Desde aquellos días del taller hasta el momento, muchos ojos han
pasado sobre ella, dejando rastros, contaminándola; ojos ilustres como los de
Agustín de Rojas (presentador por antonomasia de esta novela y no yo), o los de
José Miguel Sánchez (Yoss) que la definieron como un verdadero cross road, “demasiado realista para ser
fantástica, demasiado fantástica para ser realista”, o los de los propios
Lorenzo y Rebeca, que lucharon contra la tozudez del autor y su escritura. Por
eso entreveo la escritura de ellos en la novela de Rubén y se me antoja, El rastro de las moscas, una novela-
taller, escrita a golpe de máquina (en toda la literalidad de la frase) y
también una novela de crecimiento, al estilo de Paradiso o La carne de René,
donde asistimos no solo a la formación y evolución de su protagonista
(Fronesis/ René/ La Reina), sino también de su autor. En efecto, en El rastro
de las moscas, autor y protagonista se dan la mano para recorrer sus caminos
juntos; un camino tortuoso, intrincado, como solo puede haber sido diseñado por
el conocimiento sedimentado tras años de estudio, al final del cual no hay nada
más que ellos mismos.
Para ello, Rubén fragmenta, descompone su universo para volverlo
a armar como un puzle. Universo donde se imbrican dos historias, dos discursos,
dos mundos, cual Las palmeras salvajes de Faulkner: uno dentro de los
presupuestos del realismo, que parte de la cotidiana fábula de una adolescente
en plena efervescencia, quien busca recomponer la historia de su familia y la
suya propia a través del reencuentro con su padre; el otro ficcional, épico,
que nace de lo que esa adolescente escribe.

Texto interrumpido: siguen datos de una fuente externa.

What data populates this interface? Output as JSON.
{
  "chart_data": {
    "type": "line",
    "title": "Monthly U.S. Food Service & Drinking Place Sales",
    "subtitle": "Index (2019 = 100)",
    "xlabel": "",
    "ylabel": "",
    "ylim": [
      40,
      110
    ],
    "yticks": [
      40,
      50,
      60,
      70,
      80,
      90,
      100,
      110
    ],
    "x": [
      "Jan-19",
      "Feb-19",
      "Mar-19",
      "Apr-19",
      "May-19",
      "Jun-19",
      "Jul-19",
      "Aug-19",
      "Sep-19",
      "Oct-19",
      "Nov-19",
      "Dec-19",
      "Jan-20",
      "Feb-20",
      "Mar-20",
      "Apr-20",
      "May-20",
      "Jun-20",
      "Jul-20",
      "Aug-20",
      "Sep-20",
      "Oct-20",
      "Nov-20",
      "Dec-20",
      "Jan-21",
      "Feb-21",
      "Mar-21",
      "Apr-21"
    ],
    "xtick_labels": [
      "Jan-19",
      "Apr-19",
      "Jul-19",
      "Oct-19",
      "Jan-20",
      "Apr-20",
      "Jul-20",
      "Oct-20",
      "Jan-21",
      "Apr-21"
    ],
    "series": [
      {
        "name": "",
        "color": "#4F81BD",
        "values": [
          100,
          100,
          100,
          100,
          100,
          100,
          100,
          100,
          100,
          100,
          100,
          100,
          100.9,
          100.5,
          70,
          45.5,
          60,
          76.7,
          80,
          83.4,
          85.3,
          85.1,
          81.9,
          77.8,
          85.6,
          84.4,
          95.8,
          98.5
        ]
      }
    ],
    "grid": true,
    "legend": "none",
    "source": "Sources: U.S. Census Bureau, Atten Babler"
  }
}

Eventualmente, podrá parecer ese mundo fantástico mucho más
acogedor y seguro que aquel más cercano a nuestra experiencia de vida. Eventualmente
uno se impondrá sobre el otro.
En medio de ellos, el autor es libre de componer personajes y
ponerlos a interactuar, de coquetear con estereotipos como el de la adolescente
rebelde, el policía de barrio, la cuarentona solitaria, o el padre que abandona
a su familia, solo para desmontarlos, para mostrarnos una nueva imagen de ellos
mismos, como la que mostraría un espejo convexo. Personajes muy parecidos a
cualquiera, a las personas comunes y corrientes que transitan por las calles
con sus historias privadas, las que no conocemos, y pueden ser perfectamente
las narradas en El rastro de las moscas.
De ahí que resulte imposible no encontrar referencias literarias diversas, coincidentes
o no con los referentes en los que se basó el autor para escribirla. Referencias
como Ensayo sobre la ceguera, de
Saramago, pero también como esa saga fantástica de Frank Herbert, Dune, sobre todo en la parte épica de la
novela, la cual recuerda a esas civilizaciones precolombinas extintas, que
extrañamente siempre estuvieron por delante de nosotros.
El rastro de las
moscas es una novela que se esfuerza por
estar por delante, un paso más allá, una novela del futuro inmediato, donde el
autor-discípulo le dice al maestro: he escuchado sus consejos, pero también he
desbrozado mi propio camino. Un camino que empieza con la foto de una muchacha
desnuda en la portada, también salida de la mano de Rubén. Por lo que no
podríamos decir si estamos hoy ante un escritor que tira fotos o ante un
fotógrafo que escribe; pero sí que estamos ante un libro de autor, un libro que
no le debe a nadie, que se defiende solo e invita incluso desde su visualidad.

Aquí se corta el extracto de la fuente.